Enter Metagenomics: These badass scientists are also crazy. In fact, you could say they are even more insane than comparative geneticitists. Instead of taking one organism and comparing its genome against another, they like to take hundreds if not thousands of genomes, stick them in a blender, stick it on the smoothie setting, then take the resulting mush and sift through it using a strainer made of complicated mathematics and unreadable algorithms. The end products are beautiful graphs and statistics describing worlds science would never get to see if scientists only studied organisms in the lab.

It is difficult to do this smoothie trick with large, multicellular organisms. But it works great for things like bacteria, viruses, and any other microbe out there. This is good, because the majority of microbes out in the wild will never see the sterile environment of the lab; because they are picky. They need special conditions to thrive and when there are millions of different species all being picky, the lab scientists choose the good, easy going, species. Which is wonderful for doing research into the fundamental nature of genetics, but when you want to understand what’s happening out in the real world you need to be able to look at what’s actually living in the real world.
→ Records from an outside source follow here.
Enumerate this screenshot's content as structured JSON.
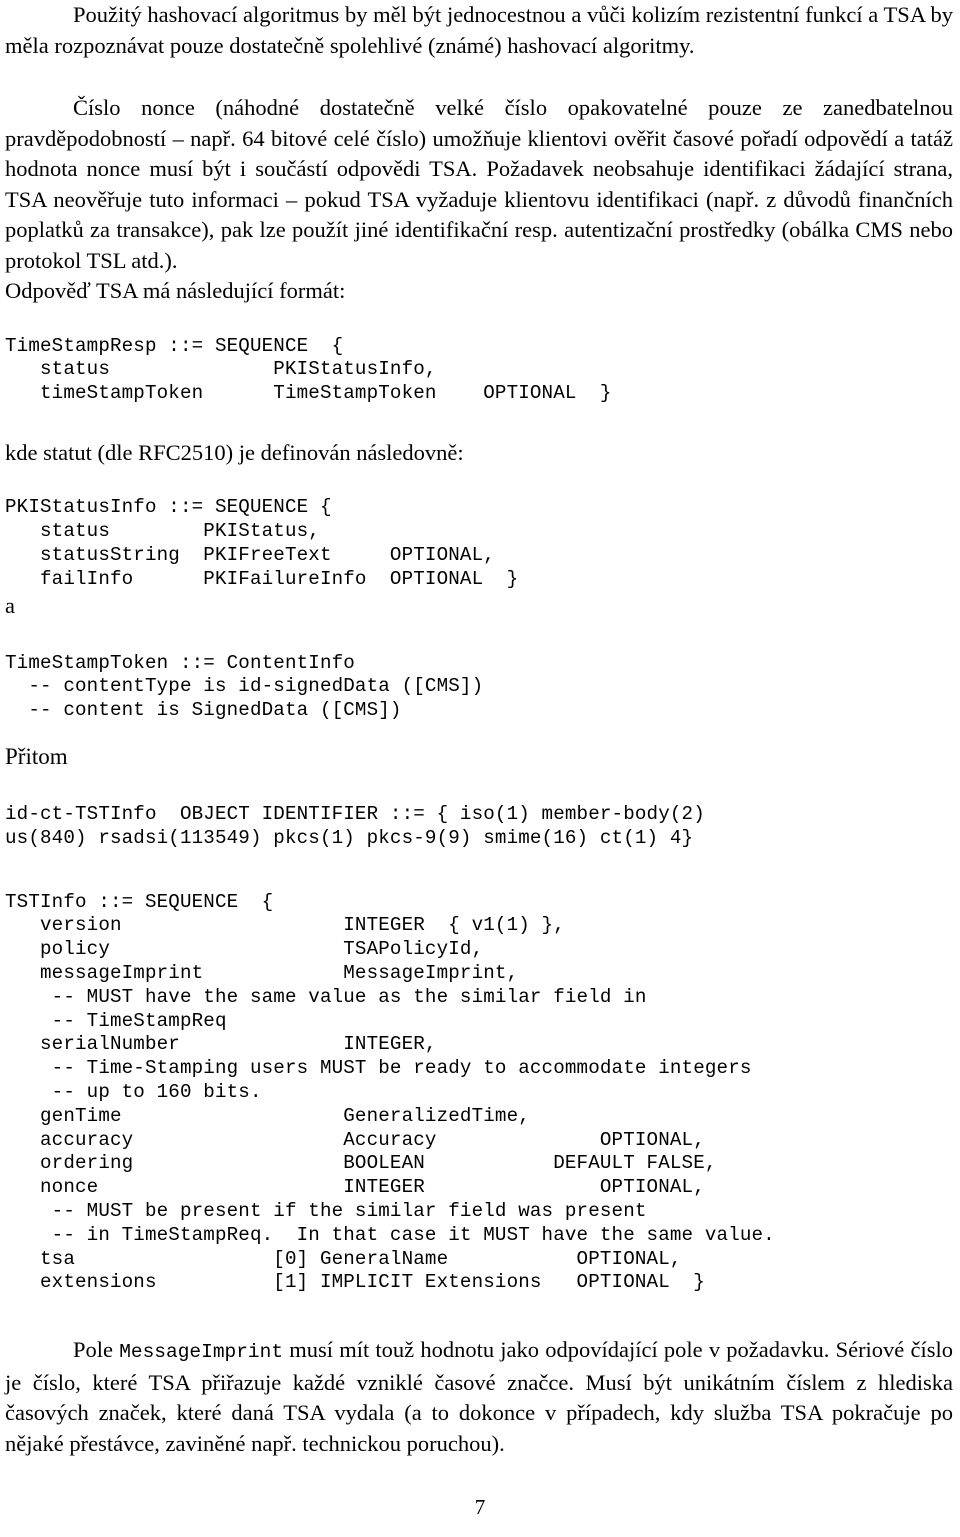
{
  "document": {
    "page_number": "7",
    "language": "cs"
  },
  "paragraphs": {
    "p1": "Použitý hashovací algoritmus by měl být jednocestnou a vůči kolizím rezistentní funkcí a TSA by měla rozpoznávat pouze dostatečně spolehlivé (známé) hashovací algoritmy.",
    "p2": "Číslo nonce (náhodné dostatečně velké číslo opakovatelné pouze ze zanedbatelnou pravděpodobností – např. 64 bitové celé číslo) umožňuje klientovi ověřit časové pořadí odpovědí a tatáž hodnota nonce musí být i součástí odpovědi TSA. Požadavek neobsahuje identifikaci žádající strana, TSA neověřuje tuto informaci – pokud TSA vyžaduje klientovu identifikaci (např. z důvodů finančních poplatků za transakce), pak lze použít jiné identifikační resp. autentizační prostředky (obálka CMS nebo protokol TSL atd.).",
    "p3": "Odpověď TSA má následující formát:",
    "p4": "kde statut (dle RFC2510) je definován následovně:",
    "lone_a": "a",
    "pritom": "Přitom",
    "p5_lead": "Pole ",
    "p5_mono": "MessageImprint",
    "p5_tail": " musí mít touž hodnotu jako odpovídající pole v požadavku. Sériové číslo je číslo, které TSA přiřazuje každé vzniklé časové značce. Musí být unikátním číslem z hlediska časových značek, které daná TSA vydala (a to dokonce v případech, kdy služba TSA pokračuje po nějaké přestávce, zaviněné např. technickou poruchou)."
  },
  "code_blocks": {
    "timestamp_resp": "TimeStampResp ::= SEQUENCE  {\n   status              PKIStatusInfo,\n   timeStampToken      TimeStampToken    OPTIONAL  }",
    "pki_status_info": "PKIStatusInfo ::= SEQUENCE {\n   status        PKIStatus,\n   statusString  PKIFreeText     OPTIONAL,\n   failInfo      PKIFailureInfo  OPTIONAL  }",
    "timestamp_token": "TimeStampToken ::= ContentInfo\n  -- contentType is id-signedData ([CMS])\n  -- content is SignedData ([CMS])",
    "id_ct_tstinfo": "id-ct-TSTInfo  OBJECT IDENTIFIER ::= { iso(1) member-body(2)\nus(840) rsadsi(113549) pkcs(1) pkcs-9(9) smime(16) ct(1) 4}",
    "tstinfo": "TSTInfo ::= SEQUENCE  {\n   version                   INTEGER  { v1(1) },\n   policy                    TSAPolicyId,\n   messageImprint            MessageImprint,\n    -- MUST have the same value as the similar field in\n    -- TimeStampReq\n   serialNumber              INTEGER,\n    -- Time-Stamping users MUST be ready to accommodate integers\n    -- up to 160 bits.\n   genTime                   GeneralizedTime,\n   accuracy                  Accuracy              OPTIONAL,\n   ordering                  BOOLEAN           DEFAULT FALSE,\n   nonce                     INTEGER               OPTIONAL,\n    -- MUST be present if the similar field was present\n    -- in TimeStampReq.  In that case it MUST have the same value.\n   tsa                 [0] GeneralName           OPTIONAL,\n   extensions          [1] IMPLICIT Extensions   OPTIONAL  }"
  },
  "colors": {
    "text": "#000000",
    "background": "#ffffff"
  }
}
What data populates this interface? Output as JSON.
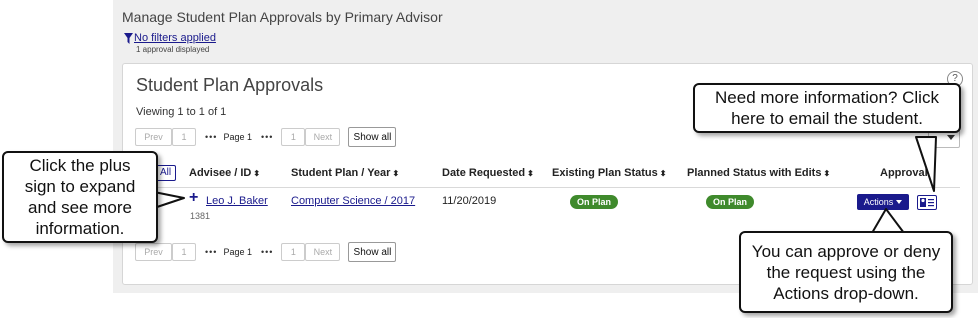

Metagenomic scientists are like the astronomers looking out into the edges of the universe for new planets and galaxies. But their universe ranges from the gut of a person to the vast oceans covering our planet. The things they have discovered tell a story of a world in which humanity is deep in a relationship with microbes, a relationship we have been approaching all wrong. Our immune system is constantly chatting with the bacteria in our intestines, letting each other know who’s good, bad, and ugly. Scientists have found unknown bacteria in toxic mine waste breaking down the toxic stuff we left there. In agriculture, researchers have been able to identify what microbe is causing a disease and are also able to see the incredible diversity of microbes in the soil, even identifying fungi important to the health of crops. New compounds important to the creation of medicines or biofuels have been found using metagenomic analysis of eDNA. The list continues and is growing everyday.

The more we discover using metagenomic analysis the more we realize that when we dump loads of fertilizers, pesticides, herbicides, fungicides, and other nasty chemicals onto our crops to “help them grow” we are actually killing the microbes which actually help them grow. Or when we leave toxic compounds strewn across the landscape such as with mining and oil operations, it is the microbes which clean up after us. When we use antibiotics we kill all the bacteria in our gut, the same bacteria that helps us digest our food, prevent nasty infections, and produce certain compounds we need to stay healthy. It becomes even more incredible when we consider that phytoplankton, sunlight eating microbes of the ocean, are responsible for the majority of the oxygen we breathe and the removal of carbon dioxide from the air. They are also the base of the food chain, without phytoplankton there would be no tasty fish, crabs, or oysters for us to eat. Global warming is causing the ocean to become more acidic, changing what phytoplankton thrive and with it the what animals further up the food chain thrive.

The profound impact that metagenomics is having on our understanding of the world is brewing a new generation of scientists who, while legally insane and treated like a highly sought after commodity, are also some of the most ridiculously amazing scientists out there.